Dimanche, devant un parterre de journalistes auxquels il s'est empressé de rendre hommage, en qualifiant la presse « d'ultime bastion de la libre expression en Algérie », M. Benflis a sollicité le soutien de ses compatriotes pour l'aider à relever le « défi le plus important » de sa vie. Le candidat, il est vrai, s'est brûlé plusieurs fois les ailes. Avocat de formation, il était ministre de la justice à la fin des années 1980 avant d'être démis de ses fonctions en 1991, lors de l'interruption du processus électoral contre lequel il se serait opposé. Il ressurgit en 1997, comme député, puis comme directeur de la première campagne électorale de M. Bouteflika, en 1999. Nommé chef de gouvernement l'année suivante, cet homme du sérail est ensuite désigné à la tête du Front de libération nationale (FLN), le parti au pouvoir depuis l'indépendance, suivant jusqu'ici un parcours sans faute.

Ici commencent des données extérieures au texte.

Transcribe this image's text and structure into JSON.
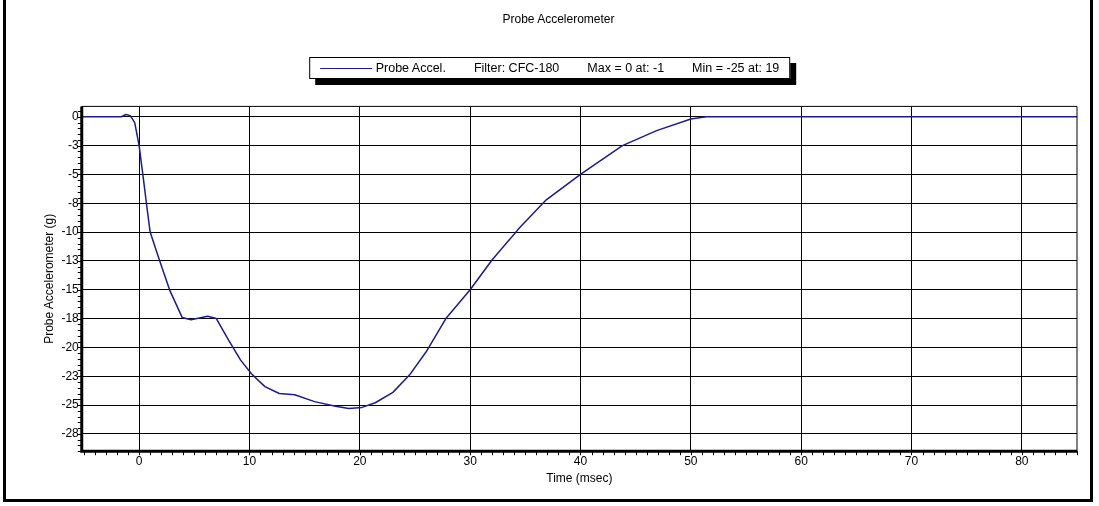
{
  "chart_data": {
    "type": "line",
    "title": "Probe Accelerometer",
    "xlabel": "Time (msec)",
    "ylabel": "Probe Accelerometer (g)",
    "annotations": [
      "Filter: CFC-180",
      "Max = 0 at: -1",
      "Min = -25 at: 19"
    ],
    "xlim": [
      -5.2,
      85
    ],
    "xticks": [
      0,
      10,
      20,
      30,
      40,
      50,
      60,
      70,
      80
    ],
    "ylim": [
      -29,
      0.9
    ],
    "yticks": [
      0,
      {
        "value": -2.5,
        "label": "-3"
      },
      -5,
      {
        "value": -7.5,
        "label": "-8"
      },
      -10,
      {
        "value": -12.5,
        "label": "-13"
      },
      -15,
      {
        "value": -17.5,
        "label": "-18"
      },
      -20,
      {
        "value": -22.5,
        "label": "-23"
      },
      -25,
      {
        "value": -27.5,
        "label": "-28"
      }
    ],
    "grid": true,
    "legend": "top",
    "marker": "none",
    "line_style": "solid",
    "series": [
      {
        "name": "Probe Accel.",
        "color": "#1c1c8c",
        "x": [
          -5.2,
          -1.6,
          -1.2,
          -0.8,
          -0.4,
          0,
          0.35,
          0.7,
          1.0,
          1.9,
          2.8,
          3.9,
          4.7,
          6.2,
          7.0,
          8.0,
          9.2,
          10.2,
          11.4,
          12.7,
          14.1,
          15.9,
          17.8,
          19.0,
          20.2,
          21.4,
          23.0,
          24.5,
          26.0,
          27.8,
          30.0,
          32.0,
          34.5,
          36.9,
          40.0,
          43.8,
          46.9,
          50.0,
          51.4,
          85
        ],
        "values": [
          0,
          0,
          0.2,
          0.1,
          -0.5,
          -2.5,
          -5.1,
          -7.8,
          -10.0,
          -12.6,
          -15.1,
          -17.4,
          -17.6,
          -17.3,
          -17.5,
          -19.2,
          -21.1,
          -22.3,
          -23.4,
          -24.0,
          -24.1,
          -24.7,
          -25.1,
          -25.3,
          -25.2,
          -24.8,
          -23.9,
          -22.4,
          -20.4,
          -17.5,
          -15.0,
          -12.4,
          -9.6,
          -7.2,
          -5.0,
          -2.5,
          -1.2,
          -0.2,
          0,
          0
        ]
      }
    ]
  }
}
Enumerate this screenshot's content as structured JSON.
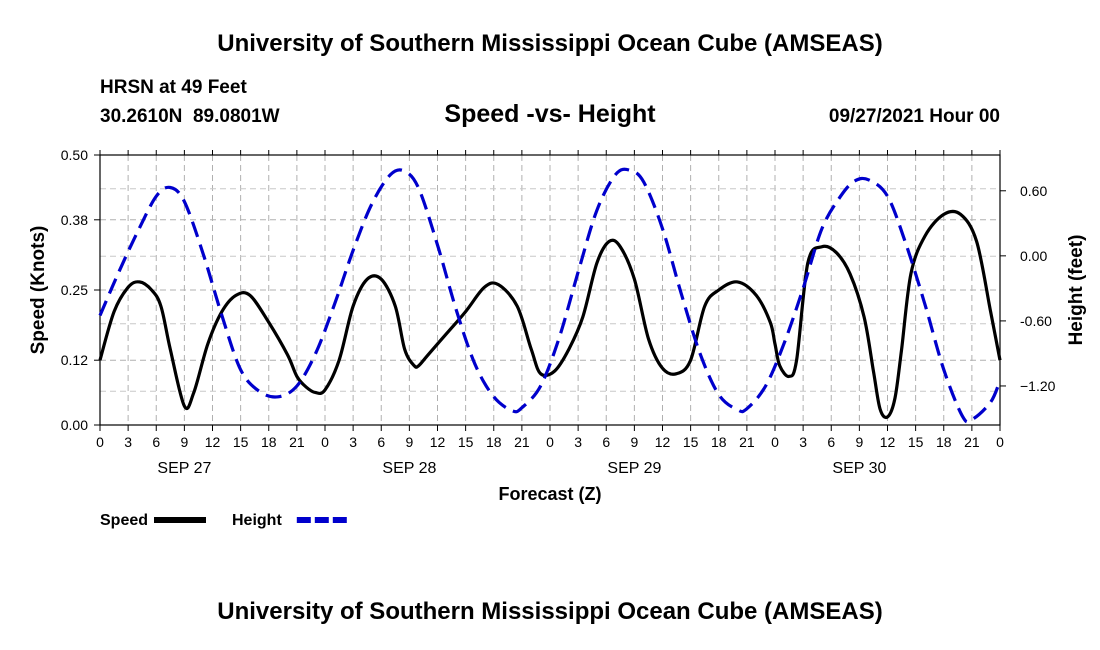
{
  "header": {
    "title_top": "University of Southern Mississippi Ocean Cube (AMSEAS)",
    "station": "HRSN at 49 Feet",
    "coords": "30.2610N  89.0801W",
    "chart_title": "Speed -vs- Height",
    "datetime": "09/27/2021 Hour 00"
  },
  "footer": {
    "title_bottom": "University of Southern Mississippi Ocean Cube (AMSEAS)"
  },
  "chart_data": {
    "type": "line",
    "title": "Speed -vs- Height",
    "xlabel": "Forecast (Z)",
    "ylabel_left": "Speed (Knots)",
    "ylabel_right": "Height (feet)",
    "x_range": [
      0,
      96
    ],
    "xticks": [
      "0",
      "3",
      "6",
      "9",
      "12",
      "15",
      "18",
      "21",
      "0",
      "3",
      "6",
      "9",
      "12",
      "15",
      "18",
      "21",
      "0",
      "3",
      "6",
      "9",
      "12",
      "15",
      "18",
      "21",
      "0",
      "3",
      "6",
      "9",
      "12",
      "15",
      "18",
      "21",
      "0"
    ],
    "day_labels": [
      {
        "label": "SEP 27",
        "hour": 9
      },
      {
        "label": "SEP 28",
        "hour": 33
      },
      {
        "label": "SEP 29",
        "hour": 57
      },
      {
        "label": "SEP 30",
        "hour": 81
      }
    ],
    "ylim_left": [
      0,
      0.5
    ],
    "yticks_left": [
      "0.00",
      "0.12",
      "0.25",
      "0.38",
      "0.50"
    ],
    "ylim_right": [
      -1.56,
      0.93
    ],
    "yticks_right": [
      {
        "label": "0.60",
        "value": 0.6
      },
      {
        "label": "0.00",
        "value": 0.0
      },
      {
        "label": "-0.60",
        "value": -0.6
      },
      {
        "label": "−1.20",
        "value": -1.2
      }
    ],
    "grid": true,
    "series": [
      {
        "name": "Speed",
        "axis": "left",
        "color": "#000000",
        "style": "solid",
        "x": [
          0,
          1.5,
          3,
          4.2,
          5.5,
          6.5,
          7.5,
          9,
          10,
          11.5,
          13,
          14.5,
          16,
          18,
          20,
          21,
          22,
          23,
          24,
          25.5,
          27,
          28.5,
          30,
          31.5,
          32.5,
          33.5,
          34,
          35,
          37,
          39,
          41,
          42.5,
          44.5,
          46,
          47,
          48.5,
          50,
          51.5,
          53,
          54.3,
          55.5,
          57,
          58.5,
          60,
          61.5,
          63,
          64.5,
          66,
          68,
          70,
          71.5,
          72,
          72.5,
          73.5,
          74.3,
          75.5,
          77,
          78.5,
          80,
          81.5,
          82.5,
          83.2,
          84,
          84.8,
          85.5,
          86.5,
          88,
          90,
          91.8,
          93.5,
          95,
          96
        ],
        "y": [
          0.12,
          0.21,
          0.255,
          0.265,
          0.25,
          0.22,
          0.14,
          0.035,
          0.06,
          0.15,
          0.21,
          0.24,
          0.24,
          0.19,
          0.13,
          0.09,
          0.07,
          0.06,
          0.065,
          0.12,
          0.22,
          0.27,
          0.27,
          0.22,
          0.14,
          0.11,
          0.11,
          0.13,
          0.17,
          0.21,
          0.255,
          0.26,
          0.22,
          0.14,
          0.095,
          0.1,
          0.14,
          0.2,
          0.3,
          0.34,
          0.33,
          0.27,
          0.16,
          0.105,
          0.095,
          0.12,
          0.22,
          0.25,
          0.265,
          0.24,
          0.19,
          0.15,
          0.11,
          0.09,
          0.12,
          0.3,
          0.33,
          0.32,
          0.28,
          0.2,
          0.1,
          0.03,
          0.015,
          0.05,
          0.14,
          0.28,
          0.35,
          0.39,
          0.39,
          0.34,
          0.21,
          0.12
        ]
      },
      {
        "name": "Height",
        "axis": "right",
        "color": "#0000cc",
        "style": "dashed",
        "x": [
          0,
          2,
          4,
          6,
          7.5,
          9,
          11,
          13,
          15,
          17,
          19,
          21,
          23,
          25,
          27,
          29,
          31,
          32.5,
          34,
          36,
          38,
          40,
          42,
          44,
          45,
          47,
          49,
          51,
          53,
          55,
          56.5,
          58,
          60,
          62,
          64,
          66,
          68,
          69,
          71,
          73,
          75,
          77,
          79,
          80.5,
          82,
          84,
          86,
          88,
          90,
          92,
          93,
          95,
          96
        ],
        "y": [
          -0.55,
          -0.15,
          0.22,
          0.55,
          0.63,
          0.5,
          0.02,
          -0.55,
          -1.05,
          -1.25,
          -1.3,
          -1.2,
          -0.9,
          -0.45,
          0.05,
          0.48,
          0.75,
          0.78,
          0.62,
          0.1,
          -0.5,
          -1.0,
          -1.3,
          -1.43,
          -1.4,
          -1.2,
          -0.75,
          -0.15,
          0.42,
          0.75,
          0.79,
          0.68,
          0.25,
          -0.35,
          -0.9,
          -1.28,
          -1.42,
          -1.41,
          -1.2,
          -0.8,
          -0.3,
          0.25,
          0.55,
          0.69,
          0.7,
          0.55,
          0.1,
          -0.45,
          -1.05,
          -1.48,
          -1.51,
          -1.35,
          -1.15
        ]
      }
    ],
    "legend": {
      "placement": "bottom-left",
      "items": [
        {
          "label": "Speed",
          "color": "#000000",
          "style": "solid"
        },
        {
          "label": "Height",
          "color": "#0000cc",
          "style": "dashed"
        }
      ]
    }
  }
}
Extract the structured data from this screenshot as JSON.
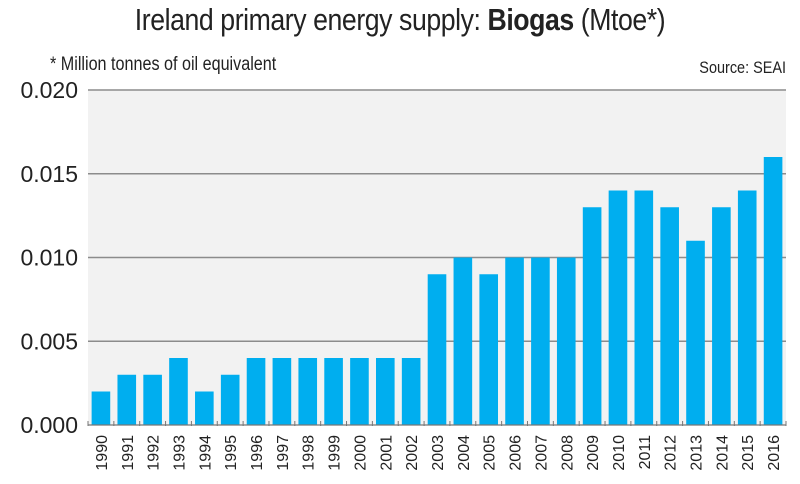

Puis tout s'écroule. Un différend avec le président Bouteflika serait à l'origine de sa disgrâce et de son remplacement en 2003. L'année suivante, persuadé qu'il bénéficie du soutien d'une partie de l'appareil sécuritaire, M. Benflis se présente à l'élection présidentielle, où il n'obtient que 6,42 % des voix. Dimanche, les partisans qui lui étaient restés fidèles depuis figuraient encore à ses côtés.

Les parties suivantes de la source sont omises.